Se analisarmos o momento que Portugal atravessa actualmente (ou que se arrasta há demasiado tempo...) ao nível do Futebol e da sua Federação, quase nos sentimos tentados a igualar o papel que a FIFA poderia ter no 'nosso' Futebol com o do FMI nas 'nossas' finanças. A problemática do Futebol em Portugal revela-se quase exclusivamente ao nível dos dirigentes que nele habitam. Tomara que o nível do dirigismo em Portugal e no Futebol tivesse ao nível dos atletas e treinadores que se produzem e brilham por esse mundo fora.

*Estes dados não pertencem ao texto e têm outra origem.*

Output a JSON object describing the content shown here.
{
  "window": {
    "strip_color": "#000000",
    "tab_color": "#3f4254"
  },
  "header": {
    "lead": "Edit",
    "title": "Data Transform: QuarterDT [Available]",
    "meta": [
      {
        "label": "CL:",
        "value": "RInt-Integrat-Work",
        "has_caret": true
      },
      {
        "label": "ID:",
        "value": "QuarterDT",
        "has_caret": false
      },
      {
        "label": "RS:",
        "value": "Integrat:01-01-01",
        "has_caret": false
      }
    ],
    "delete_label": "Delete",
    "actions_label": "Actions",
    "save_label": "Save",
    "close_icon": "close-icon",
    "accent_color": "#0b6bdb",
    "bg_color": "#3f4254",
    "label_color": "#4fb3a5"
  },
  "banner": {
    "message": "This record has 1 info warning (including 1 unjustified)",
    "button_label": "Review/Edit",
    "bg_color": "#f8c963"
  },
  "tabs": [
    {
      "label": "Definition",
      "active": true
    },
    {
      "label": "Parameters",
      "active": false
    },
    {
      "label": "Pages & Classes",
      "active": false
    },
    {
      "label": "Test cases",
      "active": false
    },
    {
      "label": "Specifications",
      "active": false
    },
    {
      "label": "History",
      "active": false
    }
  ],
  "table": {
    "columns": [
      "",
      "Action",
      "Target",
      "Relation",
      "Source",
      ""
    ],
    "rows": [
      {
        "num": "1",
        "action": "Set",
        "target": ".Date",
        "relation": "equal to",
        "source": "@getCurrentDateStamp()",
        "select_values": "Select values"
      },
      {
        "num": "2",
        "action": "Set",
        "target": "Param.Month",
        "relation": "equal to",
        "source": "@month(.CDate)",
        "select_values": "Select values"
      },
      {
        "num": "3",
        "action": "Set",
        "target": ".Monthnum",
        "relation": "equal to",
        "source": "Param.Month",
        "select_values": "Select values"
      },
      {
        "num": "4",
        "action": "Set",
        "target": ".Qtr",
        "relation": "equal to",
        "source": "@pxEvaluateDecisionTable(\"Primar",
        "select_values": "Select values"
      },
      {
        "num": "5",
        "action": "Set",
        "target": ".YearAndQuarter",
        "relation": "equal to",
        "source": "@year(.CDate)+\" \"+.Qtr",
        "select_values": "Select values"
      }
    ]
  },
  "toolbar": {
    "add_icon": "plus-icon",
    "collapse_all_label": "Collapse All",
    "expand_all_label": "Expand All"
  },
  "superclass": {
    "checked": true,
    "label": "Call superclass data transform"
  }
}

O constante adiamento da aprovação de uns novos estatutos da FPF. A perda do estatuto de utilidade pública da FPF que a impede a diversos actos, excepto ter a presença constante dos dirigentes máximos do desporto e do Governo de Portugal quando os momentos são demasiados expostos promocionalmente. As ameaças dos 'ses' e das figuras quase zangadas nos programas televisivos que nos tentam convencer que de facto poderão existir sanções para a FPF e os seus associados se rapidamente não resolverem as suas problemáticas, leva-nos a questionar se apenas a intervenção da tão poderosa FIFA em Portugal pode de facto abanar as maiores instâncias nacionais ao nível dessa modalidade.

Não se coloca qualquer tipo de ajuizamento positivo à FIFA, até porque alguns dos seus últimos apontamentos têm sido retrógrados e tudo menos conciliadores para o futuro. Mas sabemos que uma intervenção menos simpática em Portugal daquela entidade iria impedir que num intervalo de tempo a FPF ficasse sem grandes hipóteses de produzir receitas pelas não participações nas provas internacionais ou provavelmente, a perda dos seus patrocinadores mais emblemáticos e poderosos.

Dado que apenas uma consequência a este nível pode mexer com os poderes instituídos, parece que se 'exige' à FIFA que venha a Portugal dar uns 'pontapés na bola', porque de outra forma, através do bom senso ou da formação, os dirigentes nunca irão abrir mão dos direitos adquiridos e permitidos ao longo das últimas décadas.